L’incoerenza dei “populisti” di cento anni fa

Nel 1919, praticamente un secolo fa, Benito Mussolini fondava il movimento politico dei “Fasci di combattimento”. Emerso da un sentimento di insoddisfazione nei confronti della classe dirigente liberale, percepita e rappresentata come corrotta e insensibile alle esigenze popolari (specialmente quelle del ceto medio), quel movimento scaricava tutto il proprio risentimento sul più grande partito di massa dell’epoca, il partito socialista. La nascita e la forza d’attrazione dei Fasci costituiscono un fenomeno che va inteso all’interno di un processo di trasformazione epocale e internazionale, in pieno riassestamento post-bellico, ma che in Italia assunse un volto particolare: la fisionomia rigida e severa di Benito Mussolini, tanto solido nei muscoli del volto quanto incerto e oscillante sul piano ideologico-politico.

Nel 2018 lo storico Emilio Gentile ha pubblicato per Laterza il libro Mussolini contro Lenin, proponendosi di svolgere una narrazione parallela di due parziali biografie politiche, di due leader che su fronti opposti, ma negli stessi anni, furono protagonisti del superamento di sistemi politici consolidati fino alla prima guerra mondiale. In realtà, leggendo il lavoro di Gentile, si ha la sensazione che l’intenzione originaria fosse quella di lavorare a un saggio scientifico dedicato alla recezione e rappresentazione della rivoluzione russa negli articoli di Mussolini e i suoi collaboratori sul Popolo d’Italia. Prevale infatti questa componente descrittiva, che costituisce poi il contributo più interessante dal punto di vista storiografico. Le pagine dedicate alla dimensione più strettamente biografica si risolvono in due ritratti abbozzati. Più preciso quello di Mussolini, un po’ opaco il profilo di Lenin. Ma si capisce subito la differenza vistosa tra un rivoluzionario determinato come Lenin, armato di un apparato ideologico fin troppo coerente e rigoroso, e l’irrequieto Mussolini, capace di agitare gli animi dei propri seguaci, ma in fondo privo di una visione chiara e lineare della società, dell’economia, della politica internazionale.

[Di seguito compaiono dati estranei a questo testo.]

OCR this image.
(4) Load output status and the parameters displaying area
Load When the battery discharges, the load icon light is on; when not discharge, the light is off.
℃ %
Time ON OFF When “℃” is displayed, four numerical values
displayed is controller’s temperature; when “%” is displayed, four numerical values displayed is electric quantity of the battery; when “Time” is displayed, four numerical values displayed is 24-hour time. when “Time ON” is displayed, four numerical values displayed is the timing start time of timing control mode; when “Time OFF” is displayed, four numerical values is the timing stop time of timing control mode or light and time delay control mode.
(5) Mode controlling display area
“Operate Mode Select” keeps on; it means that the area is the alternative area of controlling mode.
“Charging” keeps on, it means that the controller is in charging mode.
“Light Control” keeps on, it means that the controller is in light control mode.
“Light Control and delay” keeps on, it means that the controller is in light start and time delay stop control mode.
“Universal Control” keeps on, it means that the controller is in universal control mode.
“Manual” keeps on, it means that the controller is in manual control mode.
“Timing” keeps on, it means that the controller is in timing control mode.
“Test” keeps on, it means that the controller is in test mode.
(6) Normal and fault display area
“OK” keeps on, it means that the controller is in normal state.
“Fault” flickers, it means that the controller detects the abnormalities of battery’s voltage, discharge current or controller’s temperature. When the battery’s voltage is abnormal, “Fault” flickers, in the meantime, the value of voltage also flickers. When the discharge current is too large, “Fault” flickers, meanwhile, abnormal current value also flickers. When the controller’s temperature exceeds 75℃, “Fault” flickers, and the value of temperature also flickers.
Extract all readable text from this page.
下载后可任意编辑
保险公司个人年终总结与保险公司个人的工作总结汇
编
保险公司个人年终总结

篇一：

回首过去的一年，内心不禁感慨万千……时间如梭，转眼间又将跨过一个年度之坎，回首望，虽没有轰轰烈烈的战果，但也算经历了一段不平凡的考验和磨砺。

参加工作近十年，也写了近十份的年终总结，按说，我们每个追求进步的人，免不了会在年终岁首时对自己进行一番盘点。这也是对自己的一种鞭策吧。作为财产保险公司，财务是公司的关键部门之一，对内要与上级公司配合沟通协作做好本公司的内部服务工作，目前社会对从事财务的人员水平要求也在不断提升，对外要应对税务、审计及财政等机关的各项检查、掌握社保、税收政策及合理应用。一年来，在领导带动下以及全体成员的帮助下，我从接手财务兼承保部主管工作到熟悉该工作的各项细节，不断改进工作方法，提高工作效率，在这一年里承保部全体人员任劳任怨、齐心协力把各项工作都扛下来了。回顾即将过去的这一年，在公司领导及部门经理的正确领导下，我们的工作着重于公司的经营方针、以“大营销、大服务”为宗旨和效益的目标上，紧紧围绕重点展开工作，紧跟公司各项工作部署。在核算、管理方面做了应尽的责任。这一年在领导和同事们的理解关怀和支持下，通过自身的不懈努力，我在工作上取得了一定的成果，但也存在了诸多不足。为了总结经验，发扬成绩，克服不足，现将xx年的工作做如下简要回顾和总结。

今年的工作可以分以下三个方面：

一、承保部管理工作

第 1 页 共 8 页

L’autore prende le mosse dagli anni di Ginevra. Mussolini era un migrante economico, come diremmo oggi, che conobbe le difficoltà del sopravvivere, ma continuava a svolgere l’attività di agitatore politico socialista anche in Svizzera, tra gli esuli socialisti di altre nazioni, e frequentava assiduamente la Biblioteca universitaria, un luogo praticato negli stessi mesi da Lenin, in fuga dalla Russia perché individuato come pericoloso oppositore. L’incontro tra i due non è improbabile che ci sia stato, ma che si siano anche parlati non è un’ipotesi che trova riscontri.

Le fonti utilizzate da Gentile sono prevalentemente riconducibili a scritti di Mussolini o di personaggi a lui vicini, e ne emerge in modo chiaro un’emozione dominante: un forte risentimento personale nei confronti del Partito Socialista Italiano. Secondo Gentile, tale forma di revanscismo doveva essere ricondotta alla sua espulsione dal partito. Mussolini non avrebbe digerito la reazione dei compagni alla sua linea interventista. Tuttavia, se proviamo ad accogliere la nota ipotesi di Gaetano Salvemini, secondo la quale Mussolini avrebbe modificato il proprio approccio politico da neutralista (rispetto alla guerra di Libia), a interventista nella prima guerra mondiale, appena pochi anni dopo, in virtù di un finanziamento mirato da parte francese, con lo scopo di trascinare l’Italia nel conflitto a fianco dell’Intesa (si sarebbe trattato di risorse economiche destinate alla fondazione di un nuovo giornale, il Popolo d’Italia), saremmo costretti a rettificare la chiave di lettura.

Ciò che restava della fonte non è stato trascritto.